Multi-value dimensions
Apache Druid supports "multi-value" string dimensions. Multi-value string dimensions result from input fields that contain an
array of values instead of a single value, such as the
tags
values in the following JSON array example:
{"timestamp": "2011-01-12T00:00:00.000Z", "tags": ["t1","t2","t3"]}
It is important to be aware that multi-value dimensions are distinct from array types . While array types behave like standard SQL arrays, multi-value dimensions do not. This document describes the behavior of multi-value dimensions, and some additional details can be found in the SQL data type documentation .
This document describes inserting, filtering, and grouping behavior for multi-value dimensions. For information about the internal representation of multi-value dimensions, see segments documentation . Examples in this document are in the form of both SQL and native Druid queries . Refer to the Druid SQL documentation for details about the functions available for using multi-value string dimensions in SQL.
The following sections describe inserting, filtering, and grouping behavior based on the following example data, which includes a multi-value dimension,
tags
.
{"timestamp": "2011-01-12T00:00:00.000Z", "label": "row1", "tags": ["t1","t2","t3"]}
{"timestamp": "2011-01-13T00:00:00.000Z", "label": "row2", "tags": ["t3","t4","t5"]}
{"timestamp": "2011-01-14T00:00:00.000Z", "label": "row3", "tags": ["t5","t6","t7"]}
{"timestamp": "2011-01-14T00:00:00.000Z", "label": "row4", "tags": []}
Ingestion
Native batch and streaming ingestion
When using native
batch
or streaming ingestion such as with
Apache Kafka
, the Druid web console data loader can detect multi-value dimensions and configure the
dimensionsSpec
accordingly.
For TSV or CSV data, you can specify the multi-value delimiters using the
listDelimiter
field in the
inputFormat
. JSON data must be formatted as a JSON array to be ingested as a multi-value dimension. JSON data does not require
inputFormat
configuration.
The following shows an example
dimensionsSpec
for native ingestion of the data used in this document:
"dimensions": [
{
"type": "string",
"name": "label"
},
{
"type": "string",
"name": "tags",
"multiValueHandling": "SORTED_ARRAY",
"createBitmapIndex": true
}
],
By default, Druid sorts values in multi-value dimensions. This behavior is controlled by the
SORTED_ARRAY
value of the
multiValueHandling
field. Alternatively, you can specify multi-value handling as:
-
SORTED_SET
: results in the removal of duplicate values -
ARRAY
: retains the original order of the values
See Dimension Objects for information on configuring multi-value handling.
SQL-based ingestion
Multi-value dimensions can also be inserted with
SQL-based ingestion
. The functions
MV_TO_ARRAY
and
ARRAY_TO_MV
can assist in converting
VARCHAR
to
VARCHAR ARRAY
and
VARCHAR ARRAY
into
VARCHAR
respectively.
multiValueHandling
is not available when using the multi-stage query engine to insert data.

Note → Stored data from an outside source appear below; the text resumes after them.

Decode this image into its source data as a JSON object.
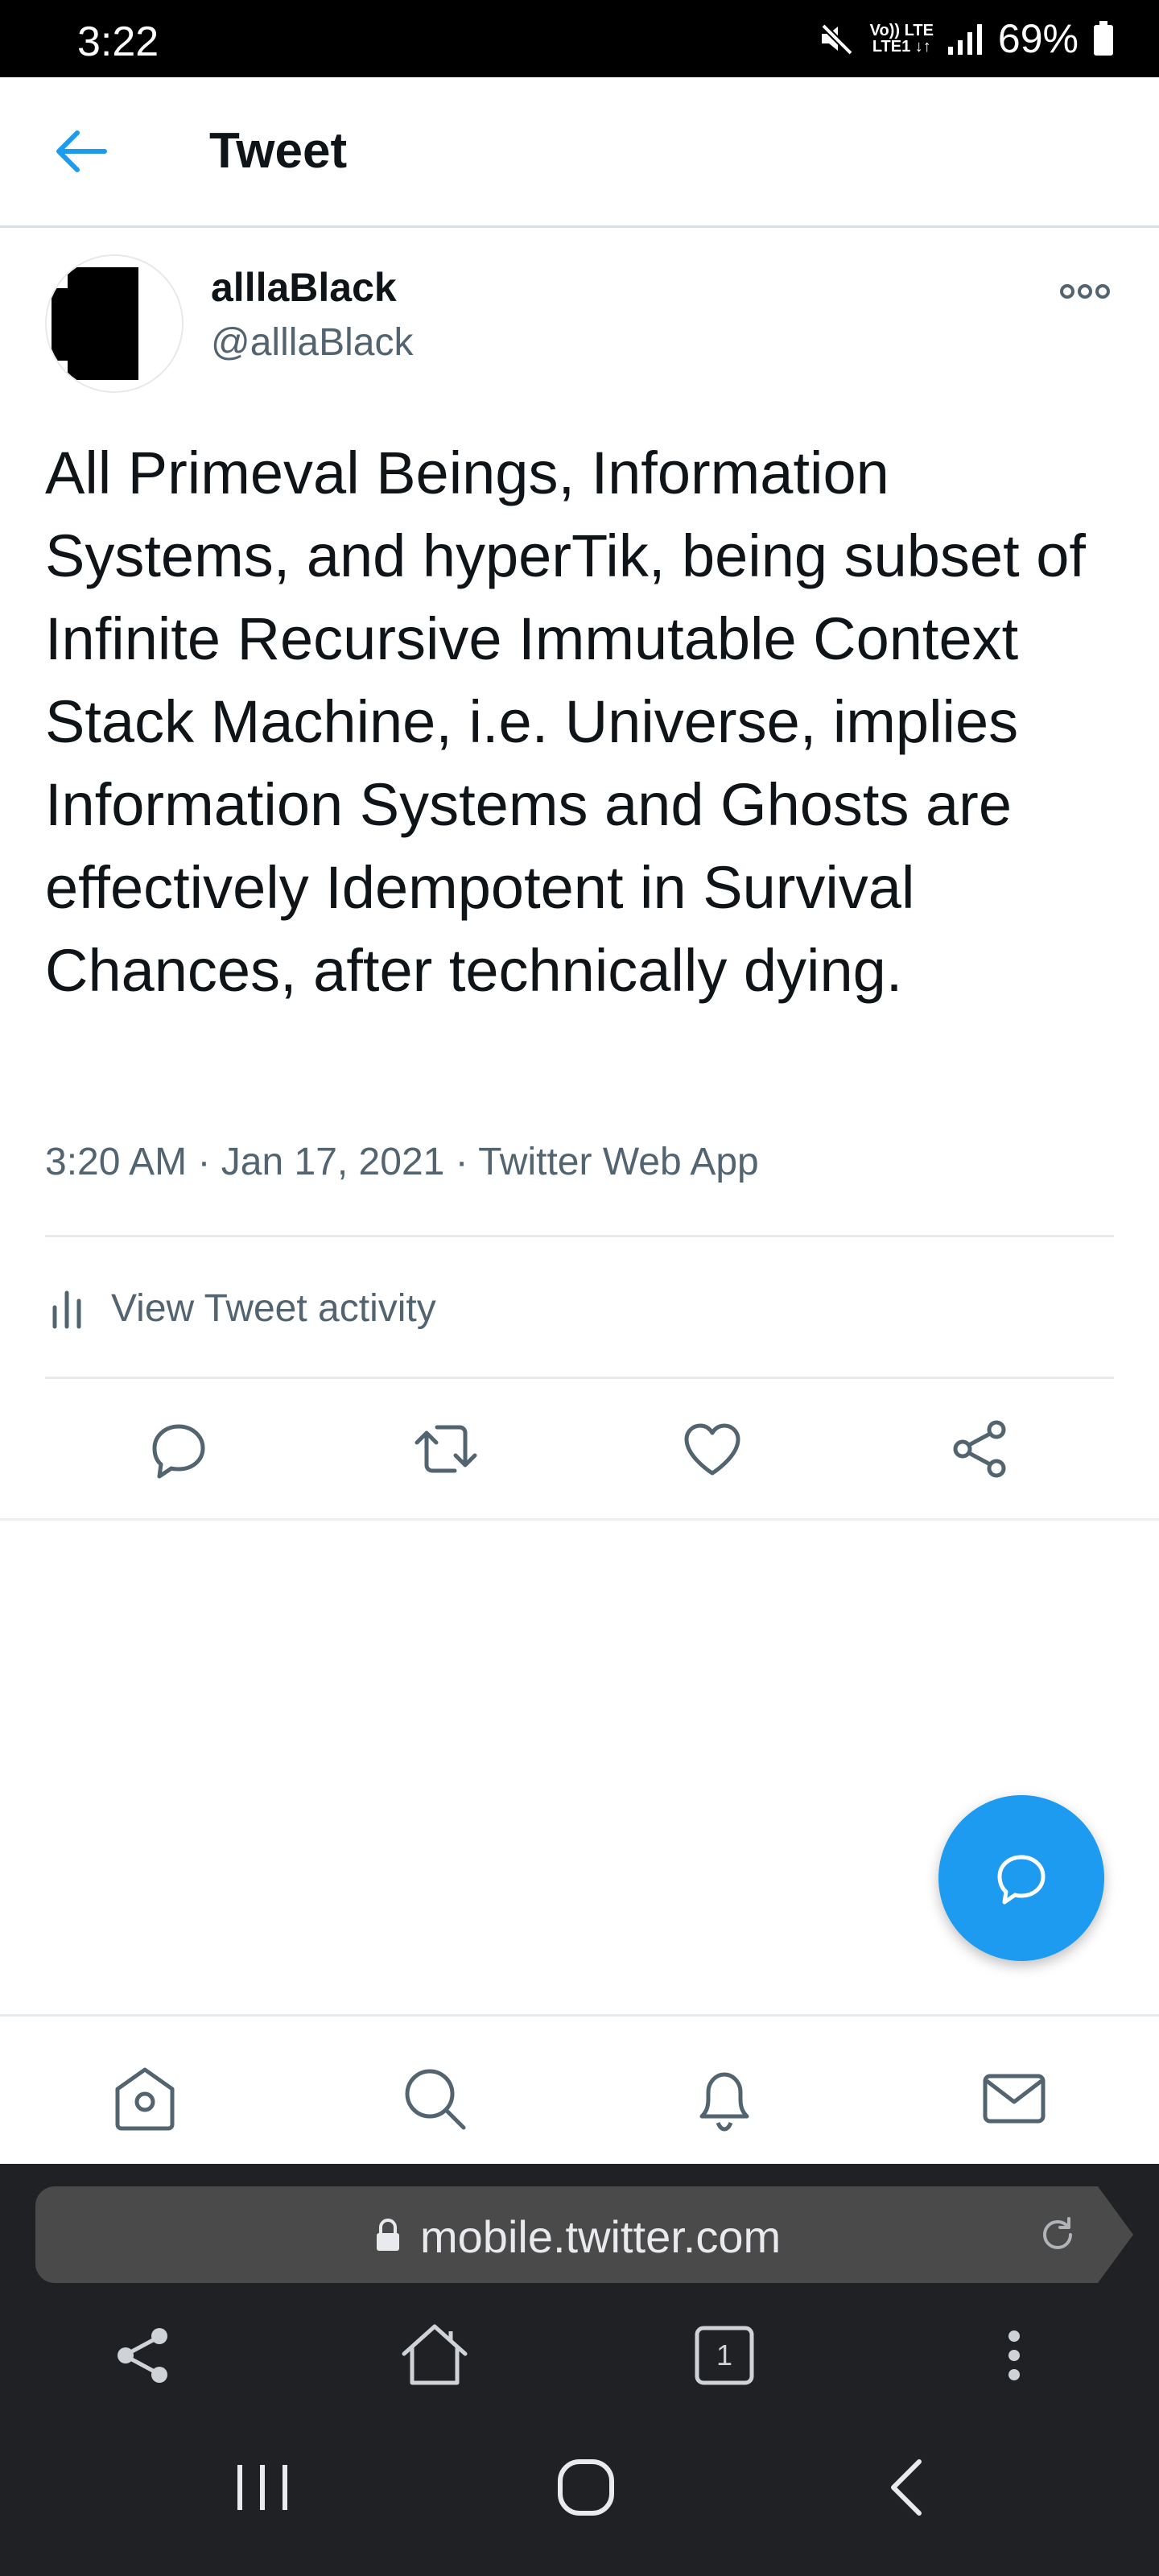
{
  "status_bar": {
    "time": "3:22",
    "network_top": "Vo)) LTE",
    "network_bottom": "LTE1 ↓↑",
    "battery": "69%"
  },
  "header": {
    "title": "Tweet"
  },
  "tweet": {
    "author_name": "alllaBlack",
    "author_handle": "@alllaBlack",
    "text": "All Primeval Beings, Information Systems, and hyperTik, being subset of Infinite Recursive Immutable Context Stack Machine, i.e. Universe, implies Information Systems and Ghosts are effectively Idempotent in Survival Chances, after technically dying.",
    "meta": "3:20 AM · Jan 17, 2021 · Twitter Web App",
    "activity_label": "View Tweet activity"
  },
  "browser": {
    "url": "mobile.twitter.com",
    "tab_count": "1"
  },
  "colors": {
    "accent": "#1d9bf0",
    "secondary_text": "#536471",
    "icon": "#536471",
    "browser_bg": "#202124"
  },
  "icons": {
    "back": "arrow-left-icon",
    "more": "more-icon",
    "activity": "bar-chart-icon",
    "reply": "reply-icon",
    "retweet": "retweet-icon",
    "like": "heart-icon",
    "share": "share-icon",
    "compose": "compose-reply-icon",
    "home": "home-icon",
    "search": "search-icon",
    "notifications": "bell-icon",
    "messages": "mail-icon"
  }
}
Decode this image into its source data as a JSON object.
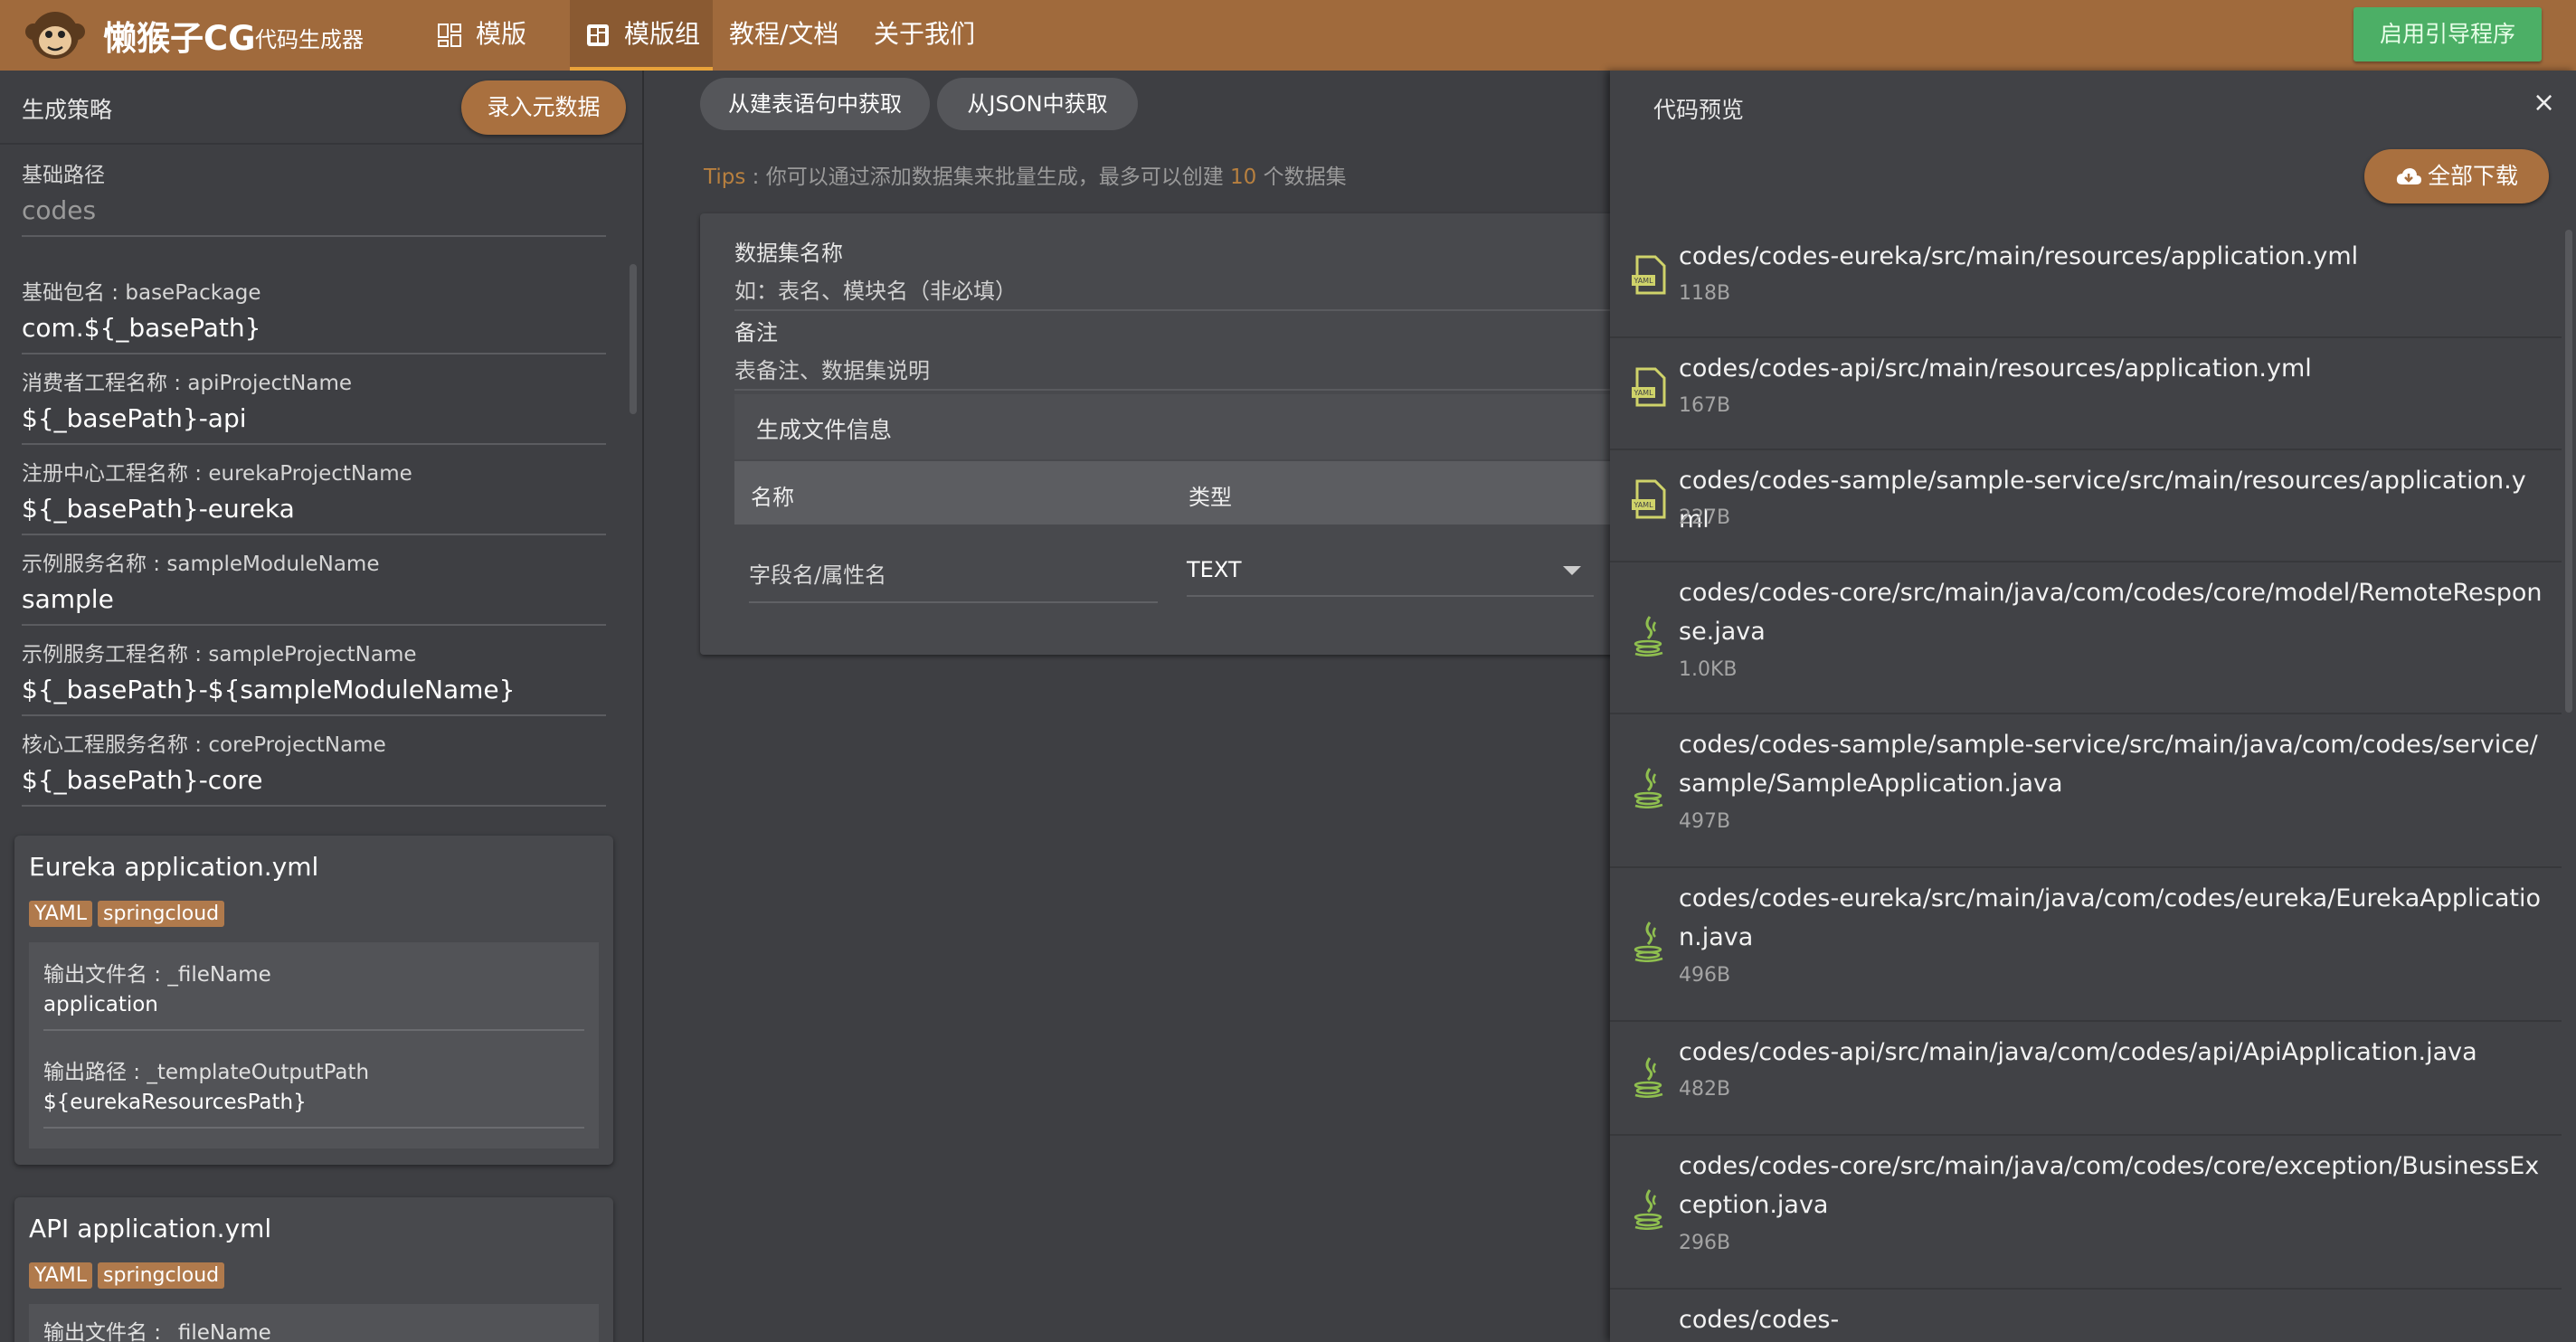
{
  "header": {
    "brand": "懒猴子CG",
    "brand_sub": "代码生成器",
    "nav": [
      {
        "label": "模版",
        "icon": "template-icon"
      },
      {
        "label": "模版组",
        "icon": "template-group-icon"
      },
      {
        "label": "教程/文档"
      },
      {
        "label": "关于我们"
      }
    ],
    "guide_button": "启用引导程序"
  },
  "left": {
    "title": "生成策略",
    "meta_button": "录入元数据",
    "base_path": {
      "label": "基础路径",
      "value": "codes"
    },
    "fields": [
      {
        "label": "基础包名 : basePackage",
        "value": "com.${_basePath}"
      },
      {
        "label": "消费者工程名称 : apiProjectName",
        "value": "${_basePath}-api"
      },
      {
        "label": "注册中心工程名称 : eurekaProjectName",
        "value": "${_basePath}-eureka"
      },
      {
        "label": "示例服务名称 : sampleModuleName",
        "value": "sample"
      },
      {
        "label": "示例服务工程名称 : sampleProjectName",
        "value": "${_basePath}-${sampleModuleName}"
      },
      {
        "label": "核心工程服务名称 : coreProjectName",
        "value": "${_basePath}-core"
      }
    ],
    "templates": [
      {
        "title": "Eureka application.yml",
        "tags": [
          "YAML",
          "springcloud"
        ],
        "fields": [
          {
            "label": "输出文件名 : _fileName",
            "value": "application"
          },
          {
            "label": "输出路径 : _templateOutputPath",
            "value": "${eurekaResourcesPath}"
          }
        ]
      },
      {
        "title": "API application.yml",
        "tags": [
          "YAML",
          "springcloud"
        ],
        "fields": [
          {
            "label": "输出文件名 : _fileName",
            "value": ""
          }
        ]
      }
    ]
  },
  "middle": {
    "buttons": [
      "从建表语句中获取",
      "从JSON中获取"
    ],
    "tips": {
      "prefix": "Tips",
      "text1": " : 你可以通过添加数据集来批量生成，最多可以创建 ",
      "count": "10",
      "text2": " 个数据集"
    },
    "dataset": {
      "name_label": "数据集名称",
      "name_placeholder": "如：表名、模块名（非必填）",
      "remark_label": "备注",
      "remark_placeholder": "表备注、数据集说明",
      "file_info_label": "生成文件信息",
      "columns": [
        "名称",
        "类型"
      ],
      "row": {
        "name_placeholder": "字段名/属性名",
        "type": "TEXT"
      }
    }
  },
  "preview": {
    "title": "代码预览",
    "close": "×",
    "download_button": "全部下载",
    "files": [
      {
        "type": "yaml",
        "path": "codes/codes-eureka/src/main/resources/application.yml",
        "size": "118B"
      },
      {
        "type": "yaml",
        "path": "codes/codes-api/src/main/resources/application.yml",
        "size": "167B"
      },
      {
        "type": "yaml",
        "path": "codes/codes-sample/sample-service/src/main/resources/application.yml",
        "size": "227B"
      },
      {
        "type": "java",
        "path": "codes/codes-core/src/main/java/com/codes/core/model/RemoteResponse.java",
        "size": "1.0KB"
      },
      {
        "type": "java",
        "path": "codes/codes-sample/sample-service/src/main/java/com/codes/service/sample/SampleApplication.java",
        "size": "497B"
      },
      {
        "type": "java",
        "path": "codes/codes-eureka/src/main/java/com/codes/eureka/EurekaApplication.java",
        "size": "496B"
      },
      {
        "type": "java",
        "path": "codes/codes-api/src/main/java/com/codes/api/ApiApplication.java",
        "size": "482B"
      },
      {
        "type": "java",
        "path": "codes/codes-core/src/main/java/com/codes/core/exception/BusinessException.java",
        "size": "296B"
      },
      {
        "type": "java",
        "path": "codes/codes-",
        "size": ""
      }
    ]
  }
}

For example, to insert the data used in this document:
REPLACE INTO "mvd_example" OVERWRITE ALL
WITH "ext" AS (
SELECT *
FROM TABLE(
EXTERN(
'{"type":"inline","data":"{\"timestamp\": \"2011-01-12T00:00:00.000Z\", \"label\": \"row1\", \"tags\": [\"t1\",\"t2\",\"t3\"]}\n{\"timestamp\": \"2011-01-13T00:00:00.000Z\", \"label\": \"row2\", \"tags\": [\"t3\",\"t4\",\"t5\"]}\n{\"timestamp\": \"2011-01-14T00:00:00.000Z\", \"label\": \"row3\", \"tags\": [\"t5\",\"t6\",\"t7\"]}\n{\"timestamp\": \"2011-01-14T00:00:00.000Z\", \"label\": \"row4\", \"tags\": []}"}',
'{"type":"json"}',
'[{"name":"timestamp", "type":"STRING"},{"name":"label", "type":"STRING"},{"name":"tags", "type":"ARRAY<STRING>"}]'
)
)
)
SELECT
TIME_PARSE("timestamp") AS "__time",
"label",
ARRAY_TO_MV("tags") AS "tags"
FROM "ext"
PARTITIONED BY DAY
SQL-based ingestion with rollup
These input arrays can also be grouped prior to converting into a multi-value dimension:
REPLACE INTO "mvd_example_rollup" OVERWRITE ALL
WITH "ext" AS (
SELECT *
FROM TABLE(
EXTERN(
'{"type":"inline","data":"{\"timestamp\": \"2011-01-12T00:00:00.000Z\", \"label\": \"row1\", \"tags\": [\"t1\",\"t2\",\"t3\"]}\n{\"timestamp\": \"2011-01-13T00:00:00.000Z\", \"label\": \"row2\", \"tags\": [\"t3\",\"t4\",\"t5\"]}\n{\"timestamp\": \"2011-01-14T00:00:00.000Z\", \"label\": \"row3\", \"tags\": [\"t5\",\"t6\",\"t7\"]}\n{\"timestamp\": \"2011-01-14T00:00:00.000Z\", \"label\": \"row4\", \"tags\": []}"}',
'{"type":"json"}',
'[{"name":"timestamp", "type":"STRING"},{"name":"label", "type":"STRING"},{"name":"tags", "type":"ARRAY<STRING>"}]'
)
)
)
SELECT
TIME_PARSE("timestamp") AS "__time",
"label",
ARRAY_TO_MV("tags") AS "tags",
COUNT(*) AS "count"
FROM "ext"
GROUP BY 1, 2, "tags"
PARTITIONED BY DAY
Notice that
ARRAY_TO_MV
is not present in the
GROUP BY
clause since we only wish to coerce the type
after
grouping.
The
EXTERN
is also able to refer to the
tags
input type as
VARCHAR
, which is also how a query on a Druid table containing a multi-value dimension would specify the type of the
tags
column. If this is the case you must use
MV_TO_ARRAY
since the multi-stage query engine only supports grouping on multi-value dimensions as arrays. So, they must be coerced first. These arrays must then be coerced back into
VARCHAR
in the
SELECT
part of the statement with
ARRAY_TO_MV
.
REPLACE INTO "mvd_example_rollup" OVERWRITE ALL
WITH "ext" AS (
SELECT *
FROM TABLE(
EXTERN(
'{"type":"inline","data":"{\"timestamp\": \"2011-01-12T00:00:00.000Z\", \"label\": \"row1\", \"tags\": [\"t1\",\"t2\",\"t3\"]}\n{\"timestamp\": \"2011-01-13T00:00:00.000Z\", \"label\": \"row2\", \"tags\": [\"t3\",\"t4\",\"t5\"]}\n{\"timestamp\": \"2011-01-14T00:00:00.000Z\", \"label\": \"row3\", \"tags\": [\"t5\",\"t6\",\"t7\"]}\n{\"timestamp\": \"2011-01-14T00:00:00.000Z\", \"label\": \"row4\", \"tags\": []}"}',
'{"type":"json"}'
)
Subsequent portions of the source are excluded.